Name:  


Exercise 7A: Sequence Alignment
STA 4953 (Spring 2001)
Due 3/22/2001

Do not use the computer in any way to do this exercise.

  1. Find the best global alignment between the DNA sequences:

    AGTAGTCAAG
    AGAAGTAAG

    Use the following scoring system:
      score of a match = 1
      score of a mismatch = -1
      gap penalty function w(k) = -1 - 2k.

      Solution:
      This best global alignment is

      AGTAGTCAAG
      ||:|||_|||
      AGAAGT_AAG

      To arrive at the best global alignment the following matrix was constructed:
      The numbers in the matrix were derived as follows:
      Consider the cell (G,G) with a score of 2. To find the score of 2, we must consider the possible scores that could be derived by entering the cell from the horizontal, diagonal, and vertical positions. Coming from the horizontal position, we have two possibilities: coming from (G,A) and coming from (G,^). First consider coming from (G,A). The alignment would then be
      AG
      G_
      We can see from cell (G,A) that this alignment of A with G has a score of -2. Add this to the score of -3 for the alignment of G with a gap, to get a total score of -5.
      Now consider coming from the horizontal cell (G,^). The alignment would then be
      ^AG
      G__
      We can see that this alignment of G with the beginning of the sequence gets a score of -5. Two gaps would need to be introduced to get to the cell (G,G). So, we would add the gap penalty of -7 for introducing two gaps to the score of -5 to get a total score of -12.
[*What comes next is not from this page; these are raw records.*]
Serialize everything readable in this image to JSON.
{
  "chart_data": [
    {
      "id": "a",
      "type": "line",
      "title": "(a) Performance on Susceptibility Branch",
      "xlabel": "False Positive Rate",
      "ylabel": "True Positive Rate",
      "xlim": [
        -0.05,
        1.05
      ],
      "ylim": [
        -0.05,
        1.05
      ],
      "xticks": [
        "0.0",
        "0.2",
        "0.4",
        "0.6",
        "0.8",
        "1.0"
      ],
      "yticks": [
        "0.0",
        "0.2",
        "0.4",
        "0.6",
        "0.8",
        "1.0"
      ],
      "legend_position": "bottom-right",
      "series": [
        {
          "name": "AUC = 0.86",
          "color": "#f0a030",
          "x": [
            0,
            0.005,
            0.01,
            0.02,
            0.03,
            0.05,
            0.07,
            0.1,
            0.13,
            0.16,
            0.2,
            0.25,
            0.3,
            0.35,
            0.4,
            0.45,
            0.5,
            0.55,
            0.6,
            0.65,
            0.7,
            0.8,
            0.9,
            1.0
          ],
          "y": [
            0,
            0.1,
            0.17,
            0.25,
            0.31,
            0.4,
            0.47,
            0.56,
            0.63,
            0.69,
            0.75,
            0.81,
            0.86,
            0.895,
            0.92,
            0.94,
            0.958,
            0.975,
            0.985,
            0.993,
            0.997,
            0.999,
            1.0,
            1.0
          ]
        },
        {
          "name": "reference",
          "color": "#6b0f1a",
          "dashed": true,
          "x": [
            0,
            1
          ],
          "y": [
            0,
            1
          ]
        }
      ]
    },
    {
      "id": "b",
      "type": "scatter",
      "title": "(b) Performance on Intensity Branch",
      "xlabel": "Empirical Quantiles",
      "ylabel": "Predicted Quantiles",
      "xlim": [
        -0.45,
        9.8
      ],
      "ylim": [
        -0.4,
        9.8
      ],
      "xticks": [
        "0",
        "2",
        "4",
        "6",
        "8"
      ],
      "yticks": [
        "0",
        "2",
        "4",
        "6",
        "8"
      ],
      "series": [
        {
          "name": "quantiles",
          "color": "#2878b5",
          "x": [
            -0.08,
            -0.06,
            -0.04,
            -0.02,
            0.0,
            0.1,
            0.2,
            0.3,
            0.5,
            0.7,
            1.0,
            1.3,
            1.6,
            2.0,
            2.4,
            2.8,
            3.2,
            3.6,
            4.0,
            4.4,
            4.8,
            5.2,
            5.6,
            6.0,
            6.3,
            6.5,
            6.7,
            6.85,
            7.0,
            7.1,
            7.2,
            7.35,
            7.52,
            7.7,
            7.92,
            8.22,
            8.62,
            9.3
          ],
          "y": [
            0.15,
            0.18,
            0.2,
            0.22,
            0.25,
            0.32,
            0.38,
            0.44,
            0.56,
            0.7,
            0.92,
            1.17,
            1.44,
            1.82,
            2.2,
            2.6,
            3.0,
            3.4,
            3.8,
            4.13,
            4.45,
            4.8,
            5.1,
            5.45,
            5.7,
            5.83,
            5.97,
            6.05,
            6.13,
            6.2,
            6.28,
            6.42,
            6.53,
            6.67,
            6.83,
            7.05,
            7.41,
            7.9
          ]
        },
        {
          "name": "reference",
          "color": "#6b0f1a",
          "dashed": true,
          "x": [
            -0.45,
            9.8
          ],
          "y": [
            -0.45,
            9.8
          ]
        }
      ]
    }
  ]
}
      Next consider the score coming from the diagonal cell (A,A). If we came from this position, the alignment would be
      AG
      AG
      From cell (A,A) we get a score of 1. Add this to the score of 1 for G being aligned with G, a match, to get a score of 2.
      Next consider coming from the vertical cell (A,G). The alignment would be
      G_
      AG

      This alignment of G with A has a score of -2. Add this to the gap penalty score of -3 to get a total score of -5.
      Next consider coming from the vertical cell (^,G). The alignment would be
      G__
      ^AG

      This alignment of G with ^ has a score of -5. Add this to the gap penalty of -7 for introducing 2 gaps to get a total score of -12.
      Taking into consideration all of the possibilities of arriving at the cell (G,G) and the corresponding scores, find the largest score. Here, the largest score is 2, which was obtained by coming from the diagonal cell (A,A). We enter this score in the matrix with an arrow pointing to the cell (A,A).
      All of the remaining scores in the matrix are arrived at similarly.
      To determine the final alignment, we begin at the last row of the matrix, find the highest score, and begin there. Follow the arrows to the top of the matrix to obtain the best global alignment.

  2. Find the best local alignment between amino acid sequences:

    MAGSPVSSYS
    AGPESPHSAY


    using the BLOSUM 62 score matrix (which can be found in the notes of the 3/6 lecture) and a gap penalty w(k) = -1 - 2k.

    Solution:
    AG__SPVSSY
    AGPESPHSAY


    To arrive at the best local alignment the following matrix was constructed:

    The scores entered in the cells of this matrix were derived similarly to the method described for the global alignment with a few exceptions: any score resulting in a negative score is given a score of 0; scores for matches and mismatches are determined by referring to the BLOSUM 62 scoring matrix.
    To determine the final alignment, first find the cell with the highest score in the matrix. Follow the arrows until a 0 is reached. This will give the best local alignment.